Survival benefit of early androgen receptor inhibitor therapy in locally advanced prostate cancer: Long-term follow-up of the SPCG-6 study
Tutkimustuotos › › vertaisarvioitu
|Julkaisu||EUROPEAN JOURNAL OF CANCER|
|DOI - pysyväislinkit|
|Tila||Julkaistu - 30 toukokuuta 2015|
Background The optimal timing of endocrine therapy in non-metastatic prostate cancer (PCa) is still an issue of debate. Methods A randomised, double-blind, parallel-group trial comparing bicalutamide 150 mg once daily with placebo in addition to standard care in patients with hormone-naïve, non-metastatic PCa. Kaplan-Meier analysis was used to estimate overall survival (OS) and multivariate Cox proportional hazard model was performed to analyse time-to-event (death).
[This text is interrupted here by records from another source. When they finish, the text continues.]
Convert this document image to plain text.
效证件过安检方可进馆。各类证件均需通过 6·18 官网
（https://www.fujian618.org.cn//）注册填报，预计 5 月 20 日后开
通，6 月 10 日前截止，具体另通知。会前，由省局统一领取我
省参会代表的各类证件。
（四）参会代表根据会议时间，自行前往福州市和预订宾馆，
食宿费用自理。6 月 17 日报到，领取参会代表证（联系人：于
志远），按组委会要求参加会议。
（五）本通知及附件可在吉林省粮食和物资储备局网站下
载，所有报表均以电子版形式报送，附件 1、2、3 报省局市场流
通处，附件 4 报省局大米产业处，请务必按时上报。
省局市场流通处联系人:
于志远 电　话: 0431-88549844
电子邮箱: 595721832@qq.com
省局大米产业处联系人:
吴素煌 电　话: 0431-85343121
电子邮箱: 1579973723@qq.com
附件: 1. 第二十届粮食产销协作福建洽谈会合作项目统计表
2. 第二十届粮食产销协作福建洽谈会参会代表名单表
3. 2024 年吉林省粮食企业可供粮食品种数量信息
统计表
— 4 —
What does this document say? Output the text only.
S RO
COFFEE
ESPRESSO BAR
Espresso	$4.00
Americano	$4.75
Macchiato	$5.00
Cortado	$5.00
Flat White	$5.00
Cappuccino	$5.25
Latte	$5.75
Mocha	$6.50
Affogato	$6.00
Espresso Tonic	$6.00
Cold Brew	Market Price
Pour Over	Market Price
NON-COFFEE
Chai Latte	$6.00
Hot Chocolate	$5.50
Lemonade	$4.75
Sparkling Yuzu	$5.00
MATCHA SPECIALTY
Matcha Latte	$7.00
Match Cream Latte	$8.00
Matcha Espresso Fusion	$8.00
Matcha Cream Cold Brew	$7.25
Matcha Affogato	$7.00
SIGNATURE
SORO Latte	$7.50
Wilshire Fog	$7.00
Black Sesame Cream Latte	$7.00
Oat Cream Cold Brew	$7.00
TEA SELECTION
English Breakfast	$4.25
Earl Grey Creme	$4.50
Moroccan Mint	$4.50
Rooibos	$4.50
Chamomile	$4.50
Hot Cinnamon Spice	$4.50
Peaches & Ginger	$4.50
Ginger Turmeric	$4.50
Findings A total of 1218 patients were included into the Scandinavian Prostate Cancer Group (SPCG)-6 study of which 607 were randomised to receive bicalutamide in addition to their standard care and 611 to receive placebo. Median follow-up was 14.6 years. Overall, 866 (71.1%) patients died, 428 (70.5%) in the bicalutamide arm and 438 (71.7%) in the placebo arm, p = 0.87. Bicalutamide significantly improved OS in patient with locally advanced disease (hazard ratios (HR) = 0.77 (95% confidence interval (CI): 0.63-0.94, p = 0.01), regardless of baseline prostate-specific antigen (PSA), with a survival benefit which was apparent throughout the study period. In contrast, survival favoured randomisation to the placebo arm in patients with localised disease (HR = 1.19 (95% CI: 1.00-1.43), p = 0.056). However, a survival gain from bicalutamide therapy was present in patients with localised disease and a baseline PSA greater than 28 ng/mL at randomisation. In multivariate Cox proportional hazard model, only including patients managed on watchful waiting as their standard of care (n = 991) OS depended on age, World Health Organisation (WHO) grade, baseline PSA, clinical stage and randomised treatment. Interpretation Throughout the 14.6 year follow-up period the addition of early bicalutamide to standard of care resulted in a significant OS benefit in patients with locally advanced PCa. In contrast, patients with localised PCa and low PSA derived no survival benefit from early bicalutamide. The optimal timing for initiating bicalutamide in non-metastatic PCa patients is dependent on disease stage and baseline PSA.